Это мы еще посмотрим.

Ровно в четыре склянки раздались крики между палубами и по трапам «Валькирии», в то время как морские пехотинцы заняли свои позиции на квартердеке.

«Всем на борт! Всем на борт! Всем на борт, чтобы стать свидетелями наказания!»

Первый лейтенант снова зашёл в каюту, но Тревенен спокойно ответил: «Я слышал, мистер Уркхарт. Это тихий корабль, и я хочу, чтобы так и оставалось!»

Затем он взял папку, содержащую Военный устав, и, медленно осмотрев свои покои, вышел.

Не тронуты? Уркхарт вздохнул. Дело было не в этом. Он не проявлял никаких чувств.

Леди Кэтрин Сомервелл стояла у высоких окон комнаты, которую они делили всего одну ночь. Окна выходили на небольшой балкончик и смотрели на юг, на Плимутский залив. Казалось, погода сохранится и на всё её путешествие в Фалмут. Она почувствовала, как по телу пробежала дрожь. Возможно, ей стоило вернуться в Лондон, город, который она когда-то так хорошо знала. В тот же миг она поняла, что ей нужно отправиться в старый серый дом у подножия замка Пенденнис. Она могла бы найти себе занятие среди людей, которые, по большей части, держались особняком и не глазели на неё, куда бы она ни пошла. В Корнуолле она навсегда останется чужой; даже Йовелл был чужим, а он приехал не далее Девона. Но теперь её уважали, и она поняла, что это важно. Большинство, вероятно, считали её выше этого, что она привыкла к сплетням и лжи, но это было не так. А мужчина, которого она любила больше жизни, который был готов рискнуть всем ради неё и ради неё, скоро исчезнет. Назад в тот другой мир, который она разделила на некоторое время, во власти жестокости моря, и к опасности, которая сблизила их еще больше, если это вообще было возможно.
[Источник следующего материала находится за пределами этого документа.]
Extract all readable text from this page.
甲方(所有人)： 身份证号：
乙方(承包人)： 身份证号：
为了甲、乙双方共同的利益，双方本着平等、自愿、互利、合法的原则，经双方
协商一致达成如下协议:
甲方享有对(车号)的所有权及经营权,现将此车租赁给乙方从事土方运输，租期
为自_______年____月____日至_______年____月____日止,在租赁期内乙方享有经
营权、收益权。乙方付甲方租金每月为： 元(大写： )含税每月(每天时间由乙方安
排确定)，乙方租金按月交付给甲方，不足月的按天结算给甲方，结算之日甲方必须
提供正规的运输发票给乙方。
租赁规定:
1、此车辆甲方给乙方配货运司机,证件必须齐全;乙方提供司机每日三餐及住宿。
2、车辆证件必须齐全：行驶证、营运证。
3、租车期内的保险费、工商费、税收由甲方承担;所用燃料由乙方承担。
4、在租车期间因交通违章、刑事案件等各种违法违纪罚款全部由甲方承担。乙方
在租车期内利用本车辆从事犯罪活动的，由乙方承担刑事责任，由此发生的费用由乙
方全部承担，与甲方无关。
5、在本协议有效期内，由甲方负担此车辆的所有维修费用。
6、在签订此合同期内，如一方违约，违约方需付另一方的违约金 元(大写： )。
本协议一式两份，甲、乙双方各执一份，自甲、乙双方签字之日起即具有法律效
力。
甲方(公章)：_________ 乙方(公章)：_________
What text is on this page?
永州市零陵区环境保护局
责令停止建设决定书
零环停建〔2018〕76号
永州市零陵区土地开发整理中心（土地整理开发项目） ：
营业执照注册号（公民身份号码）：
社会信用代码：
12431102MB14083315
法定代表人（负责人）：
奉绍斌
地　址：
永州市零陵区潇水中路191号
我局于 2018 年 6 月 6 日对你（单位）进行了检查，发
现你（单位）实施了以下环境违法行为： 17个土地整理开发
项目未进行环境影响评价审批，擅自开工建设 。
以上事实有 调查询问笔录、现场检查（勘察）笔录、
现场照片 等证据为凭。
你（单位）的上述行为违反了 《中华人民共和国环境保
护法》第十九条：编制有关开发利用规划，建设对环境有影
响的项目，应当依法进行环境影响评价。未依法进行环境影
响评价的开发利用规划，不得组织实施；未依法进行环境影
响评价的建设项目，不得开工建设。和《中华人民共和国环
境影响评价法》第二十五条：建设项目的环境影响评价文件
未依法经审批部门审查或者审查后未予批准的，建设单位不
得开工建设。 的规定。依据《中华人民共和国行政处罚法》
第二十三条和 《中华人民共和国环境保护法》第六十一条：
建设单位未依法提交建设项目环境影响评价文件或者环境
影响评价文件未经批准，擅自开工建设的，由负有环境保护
С верфи прислали экипаж с носильщиками, чтобы доставить сундуки и ящики Болито на корабль. Винный холодильник, который она подарила ему вместо того, что лежал на дне его старого «Гипериона», останется в Фалмуте, пока будущее не прояснится. Он будет напоминать ей об этом, когда она его увидит. Что-то от него.

Оллдей отправился с Оззардом и Йовеллом, чтобы убедиться, что на верфи ничего не украдут по пути на корабль, как он прямо выразился. Серьёзный лейтенант Эйвери находился где-то внизу, в этой гостинице «Золотой лев», лучшей в Плимуте.

Она попрощалась с небольшой командой Болито, как он их называл, но Олдэй задержался, чтобы высказать свою точку зрения.

«Я позабочусь о сэре Ричарде, миледи. Не бойтесь». Он казался подавленным, даже грустным.